Ia menegaskan, pupuk subsidi semestinya disalurkan sesuai kebutuhan masing-masing kelompok tani. Jika terjadi kelebihan stok, hal tersebut justru membuka peluang terjadinya penyelewengan.

“Kalau sampai ada kelebihan stok, inilah yang bisa memicu kejadian seperti ini. Pupuk subsidi harus sesuai kebutuhan petani, bukan berlebih,” ujarnya.

Baca Juga :  Budiman : Infrastruktur, Pendidikan, dan Banjir Masih Jadi Persoalan di Bandar Lampung

Selain penguatan pengawasan, Mikdar juga menyoroti pentingnya peran Koperasi Merah Putih dalam membantu petani, terutama yang memiliki keterbatasan finansial saat menebus pupuk subsidi.
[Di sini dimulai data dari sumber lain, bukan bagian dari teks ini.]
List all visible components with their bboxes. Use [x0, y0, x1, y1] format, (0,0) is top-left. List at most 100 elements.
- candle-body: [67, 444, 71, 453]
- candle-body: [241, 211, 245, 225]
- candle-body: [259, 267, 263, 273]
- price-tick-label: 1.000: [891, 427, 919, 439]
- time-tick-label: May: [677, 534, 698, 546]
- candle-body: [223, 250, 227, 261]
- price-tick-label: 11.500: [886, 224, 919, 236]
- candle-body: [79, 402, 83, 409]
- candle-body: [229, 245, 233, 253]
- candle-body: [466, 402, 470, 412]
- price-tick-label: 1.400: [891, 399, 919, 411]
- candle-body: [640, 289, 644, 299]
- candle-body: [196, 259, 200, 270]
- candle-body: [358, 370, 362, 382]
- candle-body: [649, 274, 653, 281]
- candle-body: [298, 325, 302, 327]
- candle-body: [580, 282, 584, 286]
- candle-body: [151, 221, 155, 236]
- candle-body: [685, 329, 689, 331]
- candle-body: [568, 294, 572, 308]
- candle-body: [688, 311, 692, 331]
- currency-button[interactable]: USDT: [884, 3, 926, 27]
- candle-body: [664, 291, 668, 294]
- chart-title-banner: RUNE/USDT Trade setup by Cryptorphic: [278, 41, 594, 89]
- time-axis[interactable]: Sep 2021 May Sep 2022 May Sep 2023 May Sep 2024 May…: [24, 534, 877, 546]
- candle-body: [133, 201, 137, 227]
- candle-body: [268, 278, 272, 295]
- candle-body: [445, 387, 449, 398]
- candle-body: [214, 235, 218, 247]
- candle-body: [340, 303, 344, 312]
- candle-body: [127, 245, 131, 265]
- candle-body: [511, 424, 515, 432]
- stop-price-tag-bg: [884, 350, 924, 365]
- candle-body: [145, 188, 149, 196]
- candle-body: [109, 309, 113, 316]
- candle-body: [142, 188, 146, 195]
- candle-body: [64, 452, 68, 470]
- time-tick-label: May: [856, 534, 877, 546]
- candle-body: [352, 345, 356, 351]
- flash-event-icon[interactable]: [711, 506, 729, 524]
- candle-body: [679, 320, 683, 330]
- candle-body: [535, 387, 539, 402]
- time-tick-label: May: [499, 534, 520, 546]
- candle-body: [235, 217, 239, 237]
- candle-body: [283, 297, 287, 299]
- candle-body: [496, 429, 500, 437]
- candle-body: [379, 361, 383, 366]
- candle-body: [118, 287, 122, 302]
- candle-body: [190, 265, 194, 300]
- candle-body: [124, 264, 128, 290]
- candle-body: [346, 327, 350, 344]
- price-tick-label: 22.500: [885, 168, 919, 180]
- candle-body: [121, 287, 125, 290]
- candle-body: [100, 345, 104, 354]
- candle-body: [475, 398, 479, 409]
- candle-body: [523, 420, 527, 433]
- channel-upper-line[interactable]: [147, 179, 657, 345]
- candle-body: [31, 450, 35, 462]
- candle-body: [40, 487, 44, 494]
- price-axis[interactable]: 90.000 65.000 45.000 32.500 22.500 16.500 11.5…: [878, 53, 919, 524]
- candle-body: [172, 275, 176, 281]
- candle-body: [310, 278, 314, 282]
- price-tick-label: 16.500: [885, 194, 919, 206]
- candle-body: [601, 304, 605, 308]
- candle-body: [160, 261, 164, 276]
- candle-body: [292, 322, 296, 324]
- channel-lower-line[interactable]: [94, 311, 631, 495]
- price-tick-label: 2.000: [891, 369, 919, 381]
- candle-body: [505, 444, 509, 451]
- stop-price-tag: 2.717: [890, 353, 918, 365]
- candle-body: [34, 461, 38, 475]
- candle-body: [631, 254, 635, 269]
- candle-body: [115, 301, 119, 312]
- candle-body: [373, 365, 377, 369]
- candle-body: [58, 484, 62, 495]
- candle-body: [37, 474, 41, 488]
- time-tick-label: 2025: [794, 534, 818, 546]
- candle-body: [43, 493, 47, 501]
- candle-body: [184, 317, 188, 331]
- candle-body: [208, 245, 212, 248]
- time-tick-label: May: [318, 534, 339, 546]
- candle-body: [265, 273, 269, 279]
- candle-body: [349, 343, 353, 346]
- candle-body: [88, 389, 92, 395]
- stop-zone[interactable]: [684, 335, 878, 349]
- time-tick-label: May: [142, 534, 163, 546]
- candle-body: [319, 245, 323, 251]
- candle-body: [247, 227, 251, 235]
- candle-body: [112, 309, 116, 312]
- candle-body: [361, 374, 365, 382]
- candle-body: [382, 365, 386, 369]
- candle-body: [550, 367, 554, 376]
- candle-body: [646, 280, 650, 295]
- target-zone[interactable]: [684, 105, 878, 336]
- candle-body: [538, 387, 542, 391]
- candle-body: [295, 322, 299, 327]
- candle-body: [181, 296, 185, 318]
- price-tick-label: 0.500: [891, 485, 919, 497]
“Nanti ketika koperasi ini sudah berjalan, koperasi bisa membantu kelompok tani atau petani yang tidak mampu menebus pupuk. Jadi petani berurusan dengan koperasi, itu tujuan besarnya,” jelasnya.

Terkait kasus yang telah masuk ke proses hukum, Komisi II DPRD Lampung menyampaikan apresiasi kepada Polda Lampung atas pengungkapan penyelewengan pupuk subsidi tersebut.

“Kami dari dewan memberikan apresiasi setinggi-tingginya kepada Polda Lampung yang berhasil menemukan indikasi penyalahgunaan pupuk subsidi ini,” kata Mikdar.

Ia berharap para pelaku dapat dijatuhi hukuman setimpal agar menimbulkan efek jera.

“Kita harapkan pelakunya dihukum sesuai perbuatannya supaya ada efek jera. Jadi orang lain yang mau melakukan hal serupa bisa berpikir dua kali,” tegasnya.

Baca Juga :  Soal PAD, Wakil Ketua DPRD Lampung Ismet Roni Atensi Evaluasi Komprehensif

Mikdar mengingatkan bahwa negara telah mengalokasikan anggaran besar untuk subsidi pupuk demi kesejahteraan petani, sehingga tidak boleh disalahgunakan oleh oknum yang tidak bertanggung jawab.

“Subsidi pupuk ini dikeluarkan negara untuk kesejahteraan petani, bukan untuk diselewengkan. Kalau disalahgunakan, itu jelas keliru,” ujarnya.

Ke depan, Komisi II DPRD Lampung berencana memanggil pihak-pihak terkait, termasuk Dinas Pertanian dan Pupuk Indonesia, guna memastikan kasus serupa tidak kembali terulang.

“Kami akan bahas di Komisi II langkah-langkah selanjutnya. Kalau memang perlu, kita akan undang semua pihak terkait,” kata Mikdar.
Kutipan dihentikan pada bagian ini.